問題描述
我正在將 N 個字節從 pSrc
復制到 pDest
.這可以在一個循環中完成:
I am copying N bytes from pSrc
to pDest
. This can be done in a single loop:
for (int i = 0; i < N; i++)
*pDest++ = *pSrc++
為什么這比 memcpy
或 memmove
慢?他們使用什么技巧來加快速度?
Why is this slower than memcpy
or memmove
? What tricks do they use to speed it up?
推薦答案
因為 memcpy 使用字指針而不是字節指針,所以 memcpy 的實現也經常用 SIMD 指令,可以一次對 128 位進行混洗.

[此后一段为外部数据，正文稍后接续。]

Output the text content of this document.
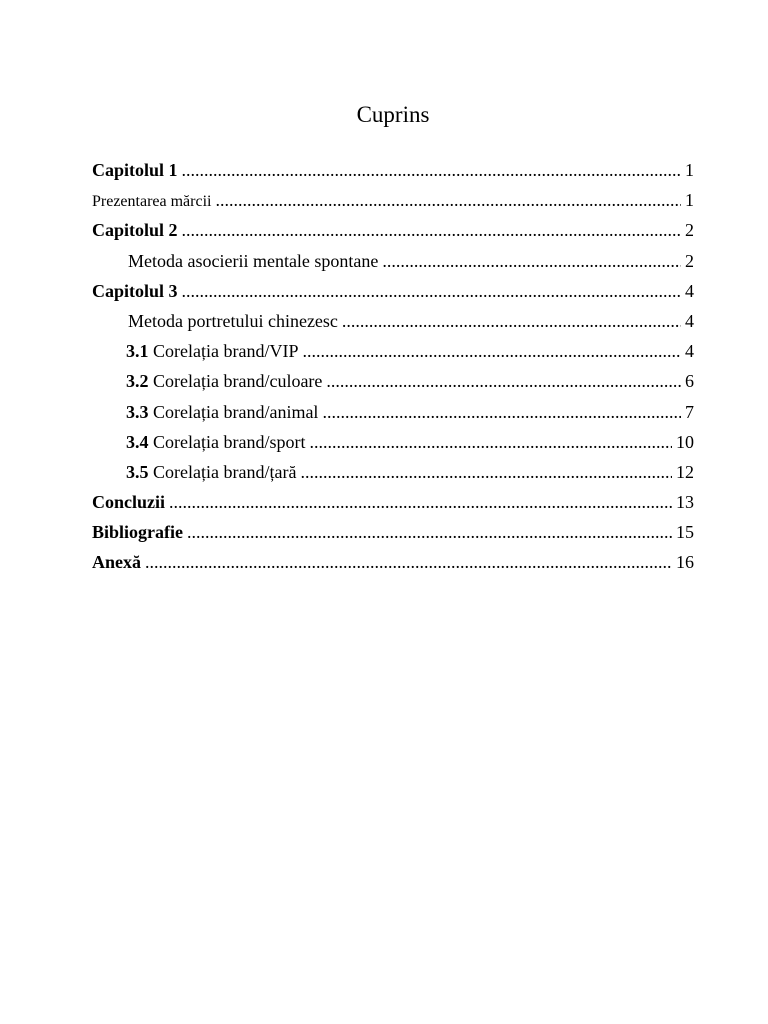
Cuprins
Capitolul 1 .....	1
Prezentarea mărcii .....	1
Capitolul 2 .....	2
Metoda asocierii mentale spontane .....	2
Capitolul 3 .....	4
Metoda portretului chinezesc .....	4
3.1 Corelația brand/VIP .....	4
3.2 Corelația brand/culoare .....	6
3.3 Corelația brand/animal .....	7
3.4 Corelația brand/sport .....	10
3.5 Corelația brand/țară .....	12
Concluzii .....	13
Bibliografie .....	15
Anexă .....	16
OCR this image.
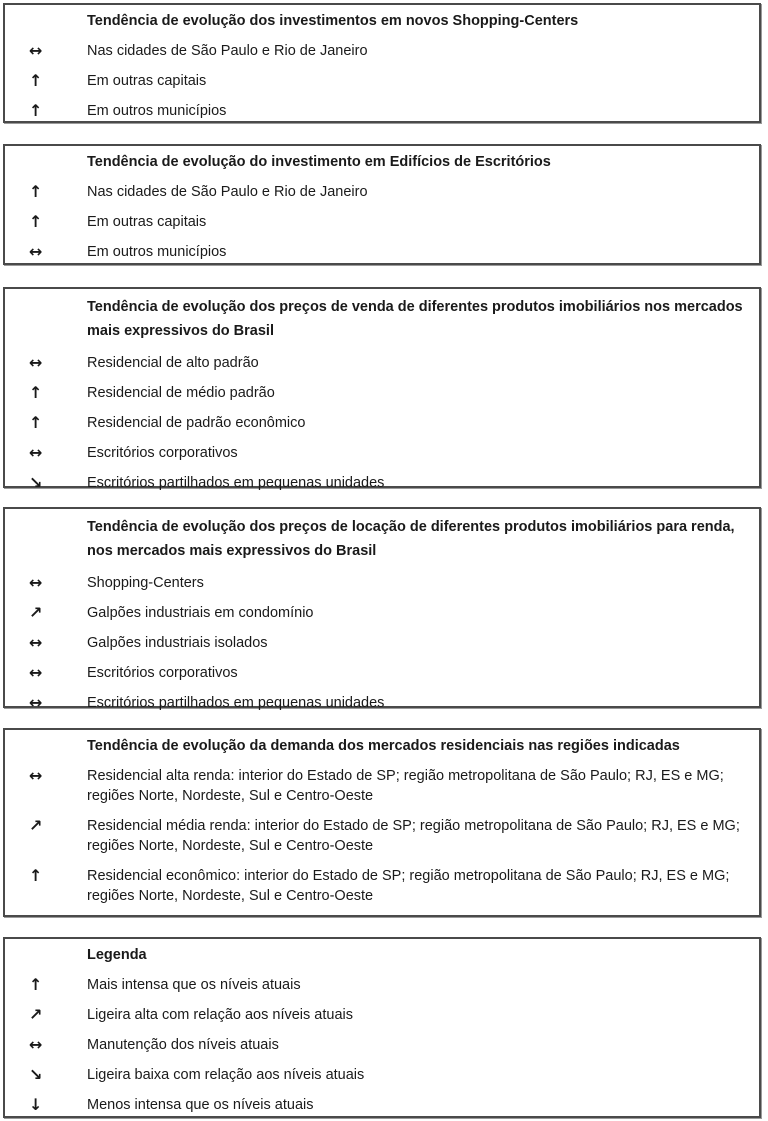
Tendência de evolução dos investimentos em novos Shopping-Centers
↔	Nas cidades de São Paulo e Rio de Janeiro
↑	Em outras capitais
↑	Em outros municípios
Tendência de evolução do investimento em Edifícios de Escritórios
↑	Nas cidades de São Paulo e Rio de Janeiro
↑	Em outras capitais
↔	Em outros municípios
Tendência de evolução dos preços de venda de diferentes produtos imobiliários nos mercados mais expressivos do Brasil
↔	Residencial de alto padrão
↑	Residencial de médio padrão
↑	Residencial de padrão econômico
↔	Escritórios corporativos
↘	Escritórios partilhados em pequenas unidades
Tendência de evolução dos preços de locação de diferentes produtos imobiliários para renda, nos mercados mais expressivos do Brasil
↔	Shopping-Centers
↗	Galpões industriais em condomínio
↔	Galpões industriais isolados
↔	Escritórios corporativos
↔	Escritórios partilhados em pequenas unidades
Tendência de evolução da demanda dos mercados residenciais nas regiões indicadas
↔	Residencial alta renda: interior do Estado de SP; região metropolitana de São Paulo; RJ, ES e MG; regiões Norte, Nordeste, Sul e Centro-Oeste
↗	Residencial média renda: interior do Estado de SP; região metropolitana de São Paulo; RJ, ES e MG; regiões Norte, Nordeste, Sul e Centro-Oeste
↑	Residencial econômico: interior do Estado de SP; região metropolitana de São Paulo; RJ, ES e MG; regiões Norte, Nordeste, Sul e Centro-Oeste
Legenda
↑	Mais intensa que os níveis atuais
↗	Ligeira alta com relação aos níveis atuais
↔	Manutenção dos níveis atuais
↘	Ligeira baixa com relação aos níveis atuais
↓	Menos intensa que os níveis atuais
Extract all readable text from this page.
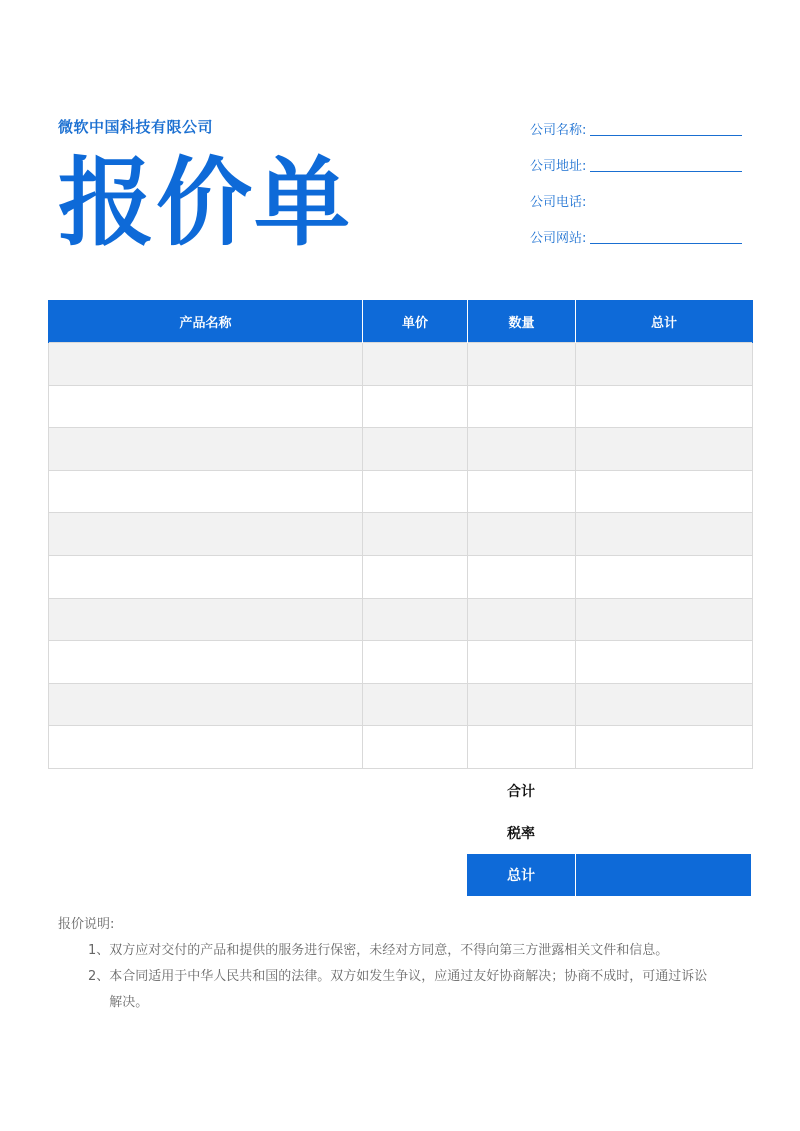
微软中国科技有限公司
报价单
公司名称:
公司地址:
公司电话:
公司网站:
产品名称	单价	数量	总计

合计
税率
总计
报价说明:
1、 双方应对交付的产品和提供的服务进行保密，未经对方同意，不得向第三方泄露相关文件和信息。
2、 本合同适用于中华人民共和国的法律。双方如发生争议，应通过友好协商解决；协商不成时，可通过诉讼解决。
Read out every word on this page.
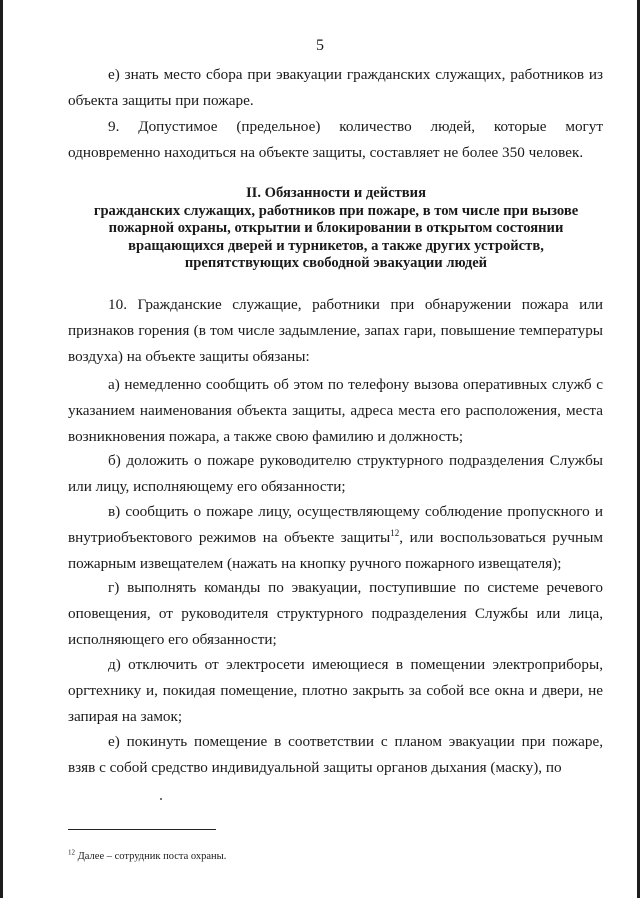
5

е) знать место сбора при эвакуации гражданских служащих, работников из объекта защиты при пожаре.

9. Допустимое (предельное) количество людей, которые могут одновременно находиться на объекте защиты, составляет не более 350 человек.

II. Обязанности и действия
гражданских служащих, работников при пожаре, в том числе при вызове
пожарной охраны, открытии и блокировании в открытом состоянии
вращающихся дверей и турникетов, а также других устройств,
препятствующих свободной эвакуации людей

10. Гражданские служащие, работники при обнаружении пожара или признаков горения (в том числе задымление, запах гари, повышение температуры воздуха) на объекте защиты обязаны:

а) немедленно сообщить об этом по телефону вызова оперативных служб с указанием наименования объекта защиты, адреса места его расположения, места возникновения пожара, а также свою фамилию и должность;

б) доложить о пожаре руководителю структурного подразделения Службы или лицу, исполняющему его обязанности;

в) сообщить о пожаре лицу, осуществляющему соблюдение пропускного и внутриобъектового режимов на объекте защиты$^{12}$, или воспользоваться ручным пожарным извещателем (нажать на кнопку ручного пожарного извещателя);

г) выполнять команды по эвакуации, поступившие по системе речевого оповещения, от руководителя структурного подразделения Службы или лица, исполняющего его обязанности;

д) отключить от электросети имеющиеся в помещении электроприборы, оргтехнику и, покидая помещение, плотно закрыть за собой все окна и двери, не запирая на замок;

е) покинуть помещение в соответствии с планом эвакуации при пожаре, взяв с собой средство индивидуальной защиты органов дыхания (маску), по

$^{12}$ Далее – сотрудник поста охраны.
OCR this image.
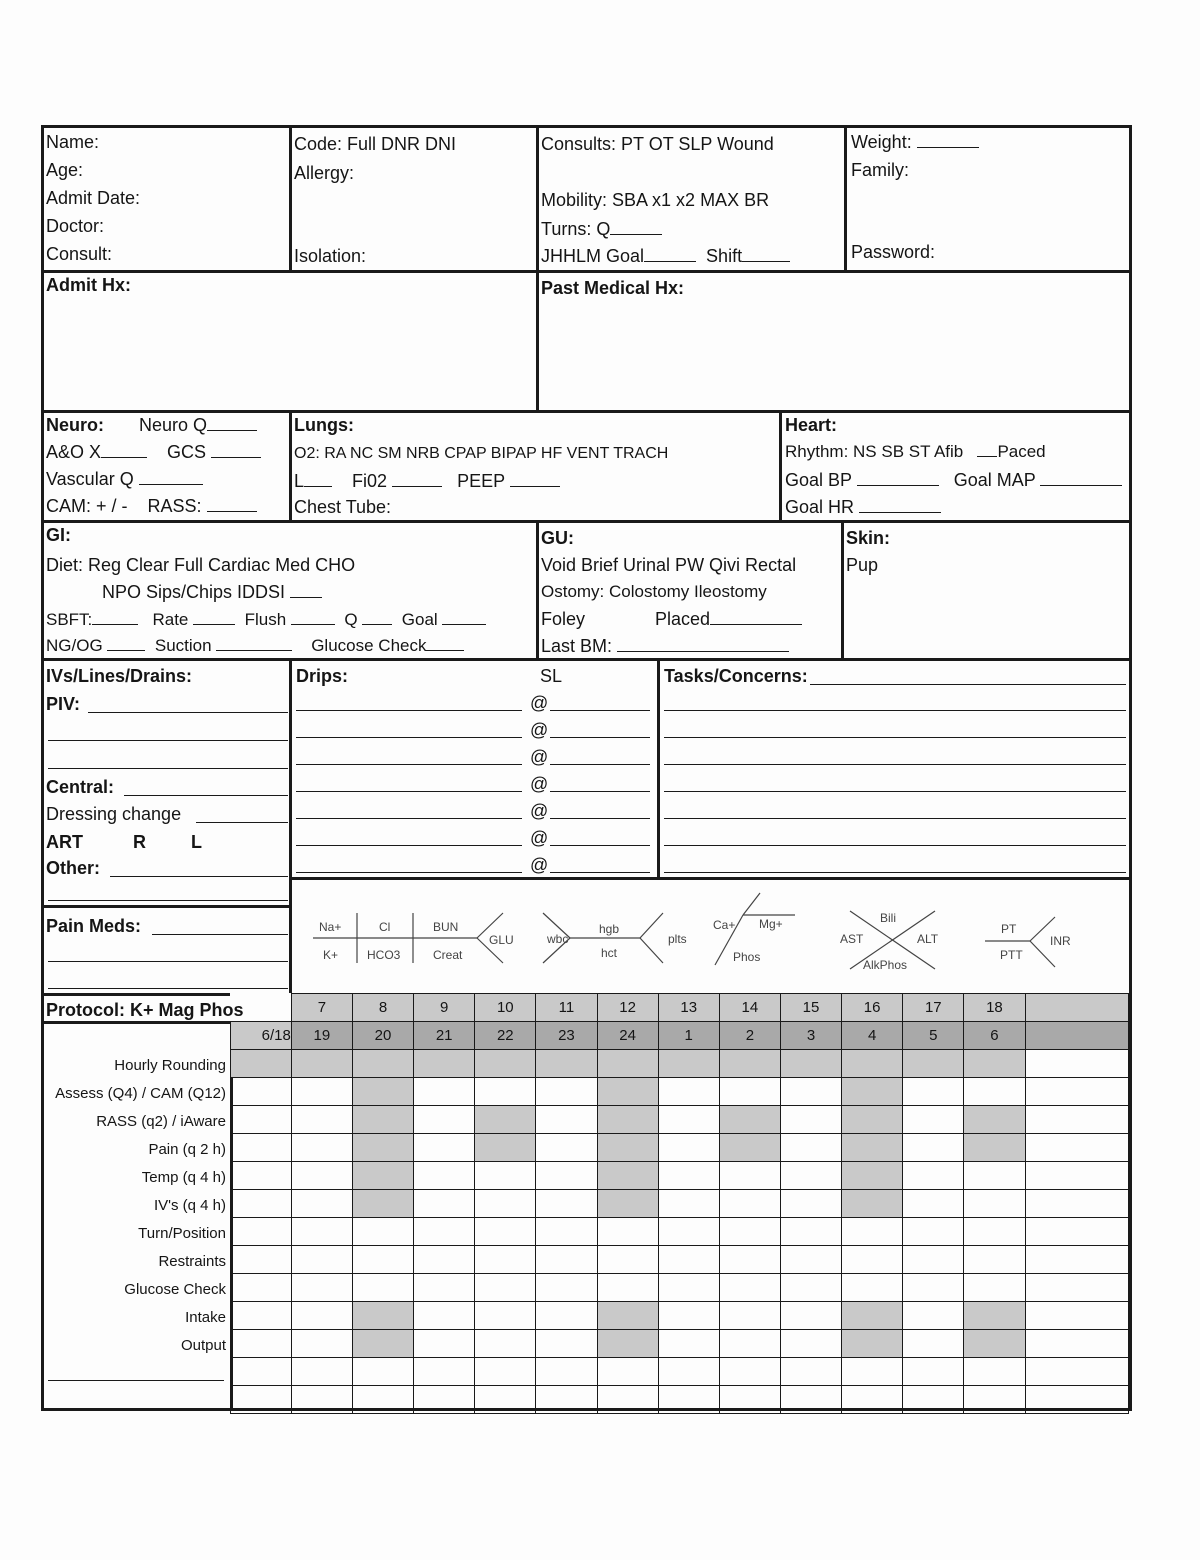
Name:
Age:
Admit Date:
Doctor:
Consult:
Code: Full DNR DNI
Allergy:
Isolation:
Consults: PT OT SLP Wound
Mobility: SBA x1 x2 MAX BR
Turns: Q
JHHLM Goal	Shift
Weight:
Family:
Password:
Admit Hx:	Past Medical Hx:
Neuro: Neuro Q
A&O X	GCS
Vascular Q
CAM: + / - RASS:
Lungs:
O2: RA NC SM NRB CPAP BIPAP HF VENT TRACH
L	Fi02	PEEP
Chest Tube:
Heart:
Rhythm: NS SB ST Afib Paced
Goal BP	Goal MAP
Goal HR
GI:
Diet: Reg Clear Full Cardiac Med CHO
NPO Sips/Chips IDDSI
SBFT:	Rate	Flush	Q	Goal
NG/OG	Suction	Glucose Check
GU:
Void Brief Urinal PW Qivi Rectal
Ostomy: Colostomy Ileostomy
Foley	Placed
Last BM:
Skin:
Pup
IVs/Lines/Drains:
PIV:
Central:
Dressing change
ART	R	L
Other:
Pain Meds:
Drips:	SL
@
@
@
@
@
@
@
Tasks/Concerns:
Na+	Cl	BUN
GLU
K+ HCO3	Creat
wbc
hgb
hct
plts
Ca+ Mg+
Phos
Bili
AST	ALT
AlkPhos
PT
PTT
INR
Protocol: K+ Mag Phos
Hourly Rounding
Assess (Q4) / CAM (Q12)
RASS (q2) / iAware
Pain (q 2 h)
Temp (q 4 h)
IV's (q 4 h)
Turn/Position
Restraints
Glucose Check
Intake
Output
	7	8	9	10	11	12	13	14	15	16	17	18	
6/18	19	20	21	22	23	24	1	2	3	4	5	6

Because memcpy uses word pointers instead of byte pointers, also the memcpy implementations are often written with SIMD instructions which makes it possible to shuffle 128 bits at a time.
SIMD 指令是匯編指令,可以對最多 16 字節長的向量中的每個元素執行相同的操作.這包括加載和存儲指令.
SIMD instructions are assembly instructions that can perform the same operation on each element in a vector up to 16 bytes long. That includes load and store instructions.
這篇關于為什么 memcpy() 和 memmove() 比指針增量快?的文章就介紹到這了,希望我們推薦的答案對大家有所幫助,也希望大家多多支持html5模板網!